Sera crowed, and with the laughter came tears, and with those tears came that not-so-quiet trauma-induced sobriety. “They backed off for a second.” She wiped her face with a sleeve. “Like they thought, I don’t know, maybe I wasn’t going to be as easy to beat down. I didn’t wait. I ran through the back of the house and out the door, and I just kept running—didn’t look back until I couldn’t move anymore—and I found myself here.”
“Oh, Sera....” I pulled her into the circle of my arms and just held her.
“Your key was right where you’d told me it would be, so I let myself in.” She leaned back to look at me. “Your neighbors probably think you’re crazy, as much yelling and screaming as I’ve done.

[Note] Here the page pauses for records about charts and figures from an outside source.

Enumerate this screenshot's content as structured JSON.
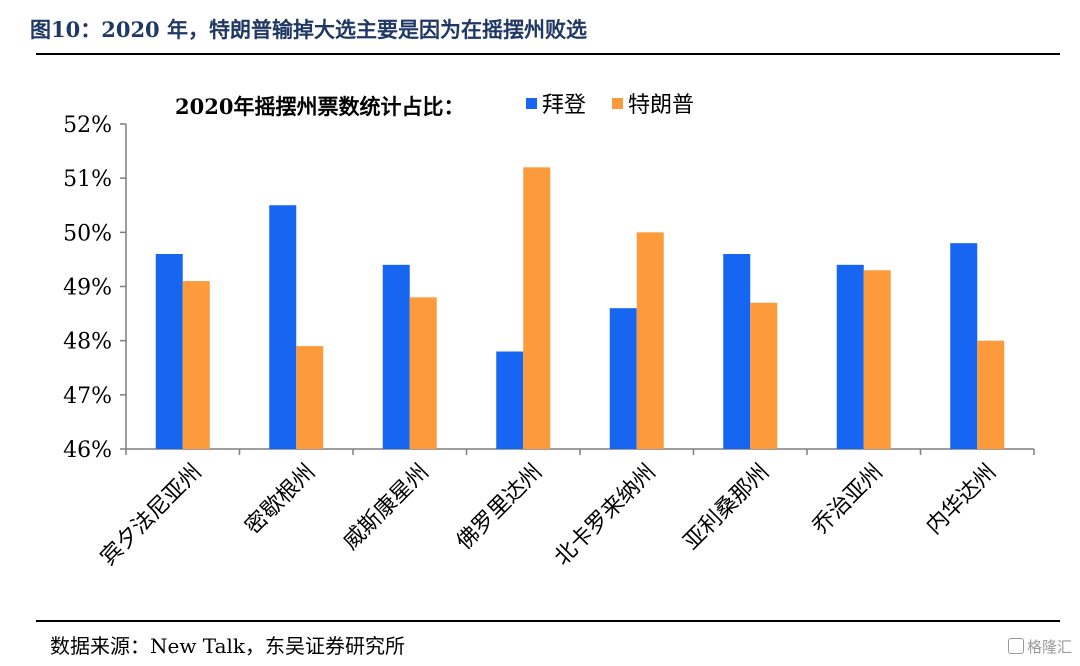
{
  "figure": {
    "title": "图10：2020 年，特朗普输掉大选主要是因为在摇摆州败选",
    "source": "数据来源：New Talk，东吴证券研究所",
    "watermark": "格隆汇"
  },
  "colors": {
    "title": "#1f3864",
    "biden": "#1766f2",
    "trump": "#fd9a3b"
  },
  "chart_data": {
    "type": "bar",
    "title": "2020年摇摆州票数统计占比：",
    "categories": [
      "宾夕法尼亚州",
      "密歇根州",
      "威斯康星州",
      "佛罗里达州",
      "北卡罗来纳州",
      "亚利桑那州",
      "乔治亚州",
      "内华达州"
    ],
    "series": [
      {
        "name": "拜登",
        "color": "#1766f2",
        "values": [
          49.6,
          50.5,
          49.4,
          47.8,
          48.6,
          49.6,
          49.4,
          49.8
        ]
      },
      {
        "name": "特朗普",
        "color": "#fd9a3b",
        "values": [
          49.1,
          47.9,
          48.8,
          51.2,
          50.0,
          48.7,
          49.3,
          48.0
        ]
      }
    ],
    "ylim": [
      46,
      52
    ],
    "yticks": [
      "46%",
      "47%",
      "48%",
      "49%",
      "50%",
      "51%",
      "52%"
    ],
    "xlabel": "",
    "ylabel": "",
    "grid": false,
    "legend_position": "top"
  }
}
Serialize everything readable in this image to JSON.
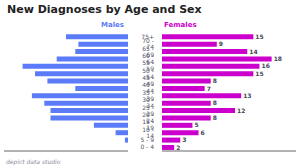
{
  "chart_data": [
    {
      "type": "bar",
      "title": "New Diagnoses by Age and Sex",
      "subtitle": "Males",
      "orientation": "horizontal",
      "categories": [
        "0 - 4",
        "5 - 9",
        "10 - 14",
        "15 - 19",
        "20 - 24",
        "25 - 29",
        "30 - 34",
        "35 - 39",
        "40 - 44",
        "45 - 49",
        "50 - 54",
        "55 - 59",
        "60 - 64",
        "65 - 69",
        "70 - 74",
        "75+"
      ],
      "values": [
        0,
        1,
        4,
        11,
        25,
        25,
        27,
        31,
        17,
        26,
        30,
        34,
        23,
        17,
        16,
        20
      ],
      "color": "#5B7BF8",
      "xlim": [
        0,
        40
      ],
      "grid": false,
      "data_labels": true,
      "tick_labels": false
    },
    {
      "type": "bar",
      "subtitle": "Females",
      "orientation": "horizontal",
      "categories": [
        "0 - 4",
        "5 - 9",
        "10 - 14",
        "15 - 19",
        "20 - 24",
        "25 - 29",
        "30 - 34",
        "35 - 39",
        "40 - 44",
        "45 - 49",
        "50 - 54",
        "55 - 59",
        "60 - 64",
        "65 - 69",
        "70 - 74",
        "75+"
      ],
      "values": [
        2,
        3,
        6,
        5,
        8,
        12,
        8,
        13,
        7,
        8,
        15,
        16,
        18,
        14,
        9,
        15
      ],
      "color": "#CC00CC",
      "xlim": [
        0,
        22
      ],
      "grid": false,
      "data_labels": true,
      "tick_labels": "y",
      "annotations": [
        "depict data studio"
      ]
    }
  ]
}
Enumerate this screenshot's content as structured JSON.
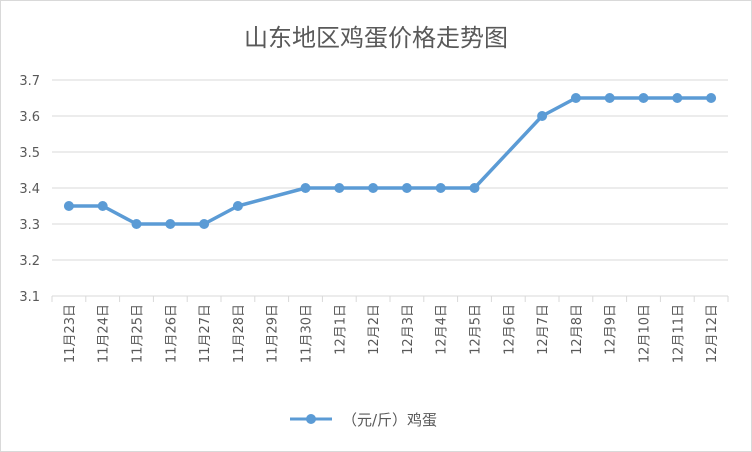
{
  "chart_data": {
    "type": "line",
    "title": "山东地区鸡蛋价格走势图",
    "xlabel": "",
    "ylabel": "",
    "ylim": [
      3.1,
      3.7
    ],
    "yticks": [
      "3.1",
      "3.2",
      "3.3",
      "3.4",
      "3.5",
      "3.6",
      "3.7"
    ],
    "grid": true,
    "legend_position": "bottom",
    "categories": [
      "11月23日",
      "11月24日",
      "11月25日",
      "11月26日",
      "11月27日",
      "11月28日",
      "11月29日",
      "11月30日",
      "12月1日",
      "12月2日",
      "12月3日",
      "12月4日",
      "12月5日",
      "12月6日",
      "12月7日",
      "12月8日",
      "12月9日",
      "12月10日",
      "12月11日",
      "12月12日"
    ],
    "series": [
      {
        "name": "（元/斤）鸡蛋",
        "color": "#5b9bd5",
        "values": [
          3.35,
          3.35,
          3.3,
          3.3,
          3.3,
          3.35,
          null,
          3.4,
          3.4,
          3.4,
          3.4,
          3.4,
          3.4,
          null,
          3.6,
          3.65,
          3.65,
          3.65,
          3.65,
          3.65
        ]
      }
    ]
  }
}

And I did almost call you, like a half-dozen times, but then I saw the pictures of you and your guys, and I was all ‘Why crush her happy?’ I was even planning to leave before you got back.” She smiled, a little embarrassed, and glanced over my shoulder.
“Then you found my alcohol.”
“Yeah. That.”
We sat there for a while, and it was almost like being kids again. I missed that part of our relationship. While Sera was my biggest cheerleader when it came to why I left home and my estranged relationship with our mother, we had our own baggage. Losing a father strains sibling relations, even when you’re both holding onto each other for dear life. Losing Dad tragically, and then pretty much losing our mother to grief, broke two little girls in ways that we still hadn’t recovered from as adults.
I sighed and kissed my sister on the forehead. I would have to sort this out later, when I actually had time to think about something other than the mess in my lap.
“Do you really think we can get her back?”
I pushed some of that mussed, wavy hair from her face and smiled. “Have you met us?”
She rubbed her eyes and leaned back. “So where do we start?”